3.8.21. Gevangenneming van Jezus

Arrestatieteam

Jezus keek niet verbaasd toen Hij het arrestatieteam op Hem af zag komen. Hij had er kort tevoren immers over geprofeteerd:

"Want ik zeg jullie: de woorden uit de Schrift: Hij werd tot de misdadigers gerekend, moeten in mij hun vervulling krijgen." (Lucas 22:37, GNB1996)

Judas had de leiding en liep voorop. Hij wist 100% zeker dat hij Jezus hier in de olijfgaard Getsemane zou aantreffen. Toen de andere discipelen hem in het vizier kregen drong het met een schok tot hen door dat Judas degene was die Jezus zou verraden. Nu begrepen ze ook waarom Judas bij de pesachmaaltijd was weggegaan en niet meer was teruggekomen.

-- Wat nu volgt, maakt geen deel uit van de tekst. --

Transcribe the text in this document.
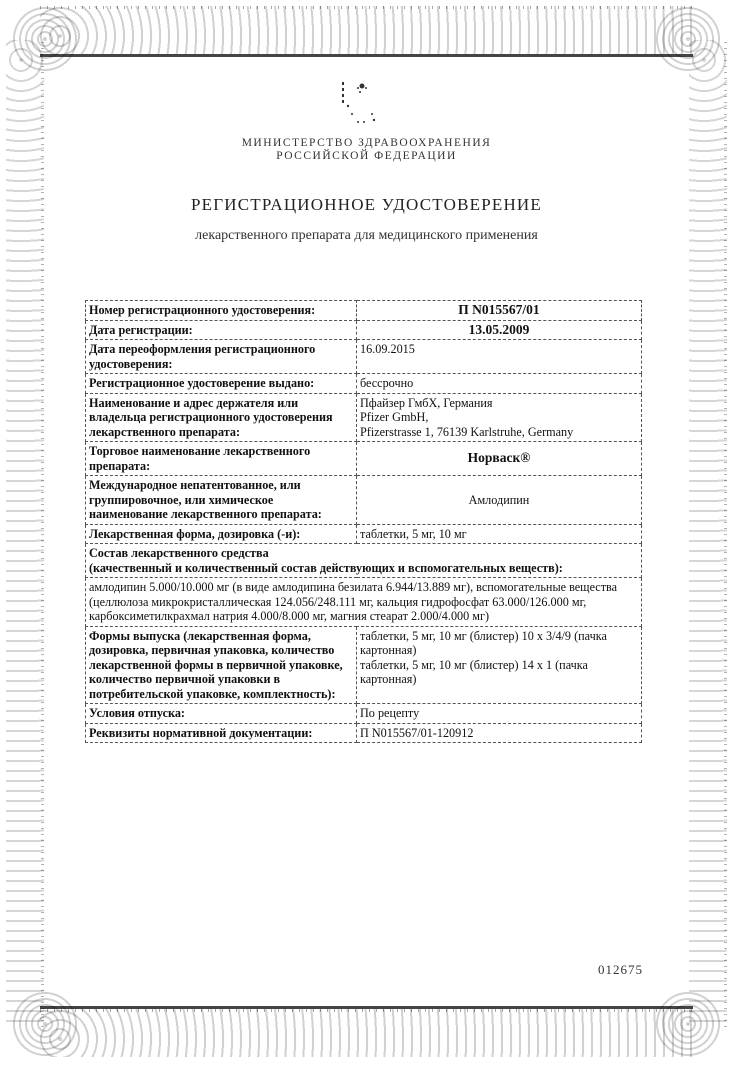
МИНИСТЕРСТВО ЗДРАВООХРАНЕНИЯ
РОССИЙСКОЙ ФЕДЕРАЦИИ
РЕГИСТРАЦИОННОЕ УДОСТОВЕРЕНИЕ
лекарственного препарата для медицинского применения
Номер регистрационного удостоверения:	П N015567/01
Дата регистрации:	13.05.2009
Дата переоформления регистрационного удостоверения:	16.09.2015
Регистрационное удостоверение выдано:	бессрочно
Наименование и адрес держателя или владельца регистрационного удостоверения лекарственного препарата:	Пфайзер ГмбХ, Германия
Pfizer GmbH,
Pfizerstrasse 1, 76139 Karlstruhe, Germany

Торговое наименование лекарственного препарата:	Норваск®
Международное непатентованное, или группировочное, или химическое наименование лекарственного препарата:	Амлодипин
Лекарственная форма, дозировка (-и):	таблетки, 5 мг, 10 мг

Состав лекарственного средства
(качественный и количественный состав действующих и вспомогательных веществ):	

амлодипин 5.000/10.000 мг (в виде амлодипина безилата 6.944/13.889 мг), вспомогательные вещества (целлюлоза микрокристаллическая 124.056/248.111 мг, кальция гидрофосфат 63.000/126.000 мг, карбоксиметилкрахмал натрия 4.000/8.000 мг, магния стеарат 2.000/4.000 мг)	
Формы выпуска (лекарственная форма, дозировка, первичная упаковка, количество лекарственной формы в первичной упаковке, количество первичной упаковки в потребительской упаковке, комплектность):	таблетки, 5 мг, 10 мг (блистер) 10 x 3/4/9 (пачка картонная)
таблетки, 5 мг, 10 мг (блистер) 14 x 1 (пачка картонная)

Условия отпуска:	По рецепту
Реквизиты нормативной документации:	П N015567/01-120912
012675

"Judas ging ernaartoe, samen met een cohort soldaten en dienaren van de hogepriesters en de farizeeën. Ze waren gewapend en droegen fakkels en lantaarns." (Johannes 18:3, NBV2004)

"... Judas, een van de twaalf, kwam er aan en met hem een grote menigte, met zwaarden en stokken, gestuurd door de overpriesters en oudsten van het volk." (Matteüs 26:47, HSV2010)

Het arrestatieteam was belachelijk groot. Een complete afdeling Romeinse soldaten! Dat zijn er al gauw een paar honderd. En de Hogepriester had ook nog een aantal van zijn werknemers opgetrommeld, die gewapend met knuppels meeliepen. Allemaal om één ongewapende man te arresteren!

Judaskus

Judas had met het arrestatieteam afgesproken hoe hij Jezus zou begroeten, zodat ze wisten wie ze moesten grijpen.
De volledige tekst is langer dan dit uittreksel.